Simplified deployment with added administrative controls
The tool adapts to the operating system and supports endpoint security across a broad range of Windows devices. It eliminates the need for separate onboarding files for modern and legacy systems by embedding the onboarding package and related information into a downloadable .exe file that can be run to onboard devices.
The updated experience is designed to make onboarding more predictable and transparent. It introduces administrative controls that limit risk if onboarding packages are shared outside the organization.
Administrators can use a single executable that includes all required onboarding information, with no separate file needed. Silent and non-interactive options support large-scale deployments through tools such as Group Policy or Configuration Manager.
Custom package identifiers support tracking and management across environments, and packages can be set to expire within one year. Name identifiers and keys provide additional oversight. The Defender portal also adds new entry points and guidance to help administrators select onboarding or offboarding methods for Windows, including direct access from the device inventory page.
Tracking onboarding progress
Deployment tool events appear in the device timeline and advanced hunting tabs. These views provide insight into onboarding progress and errors, allowing administrators to address issues as they occur.
“On the new deployment packages page, you can see your organization’s onboarding packages at a glance and click to see more package properties, increasing visibility and traceability within the onboarding process.

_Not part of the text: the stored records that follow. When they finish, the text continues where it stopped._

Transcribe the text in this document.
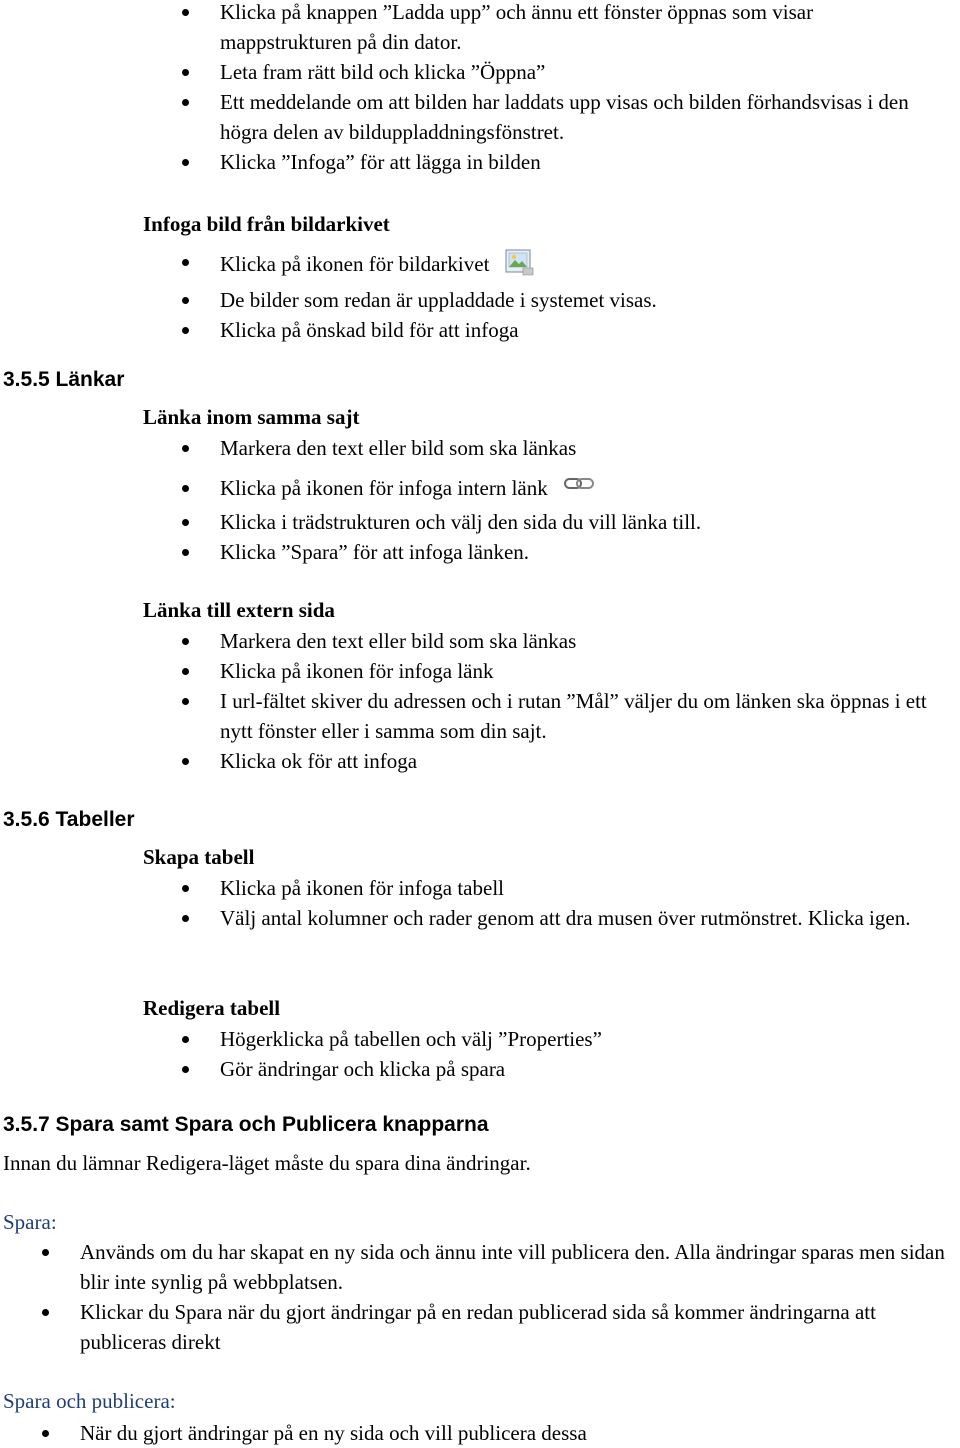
Klicka på knappen ”Ladda upp” och ännu ett fönster öppnas som visar mappstrukturen på din dator.
Leta fram rätt bild och klicka ”Öppna”
Ett meddelande om att bilden har laddats upp visas och bilden förhandsvisas i den högra delen av bilduppladdningsfönstret.
Klicka ”Infoga” för att lägga in bilden
Infoga bild från bildarkivet
Klicka på ikonen för bildarkivet
De bilder som redan är uppladdade i systemet visas.
Klicka på önskad bild för att infoga
3.5.5 Länkar
Länka inom samma sajt
Markera den text eller bild som ska länkas
Klicka på ikonen för infoga intern länk
Klicka i trädstrukturen och välj den sida du vill länka till.
Klicka ”Spara” för att infoga länken.
Länka till extern sida
Markera den text eller bild som ska länkas
Klicka på ikonen för infoga länk
I url-fältet skiver du adressen och i rutan ”Mål” väljer du om länken ska öppnas i ett nytt fönster eller i samma som din sajt.
Klicka ok för att infoga
3.5.6 Tabeller
Skapa tabell
Klicka på ikonen för infoga tabell
Välj antal kolumner och rader genom att dra musen över rutmönstret. Klicka igen.
Redigera tabell
Högerklicka på tabellen och välj ”Properties”
Gör ändringar och klicka på spara
3.5.7 Spara samt Spara och Publicera knapparna

Innan du lämnar Redigera-läget måste du spara dina ändringar.

Spara:

Används om du har skapat en ny sida och ännu inte vill publicera den. Alla ändringar sparas men sidan blir inte synlig på webbplatsen.
Klickar du Spara när du gjort ändringar på en redan publicerad sida så kommer ändringarna att publiceras direkt

Spara och publicera:

När du gjort ändringar på en ny sida och vill publicera dessa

This is a great foundation for adding even more onboarding-related telemetry to view per device in the future. You can even filter by active or expired packages and hide packages you no longer wish to see,” Sinclaire Hamilton, Senior Security Product Manager at Microsoft, explained.
The updated Defender deployment tool for Windows is available through Settings > Endpoints > Onboarding > Windows, or directly from the device inventory page. Onboarding and offboarding guides are available on the new onboarding page in the Defender portal.
The Defender deployment tool is also available for Linux.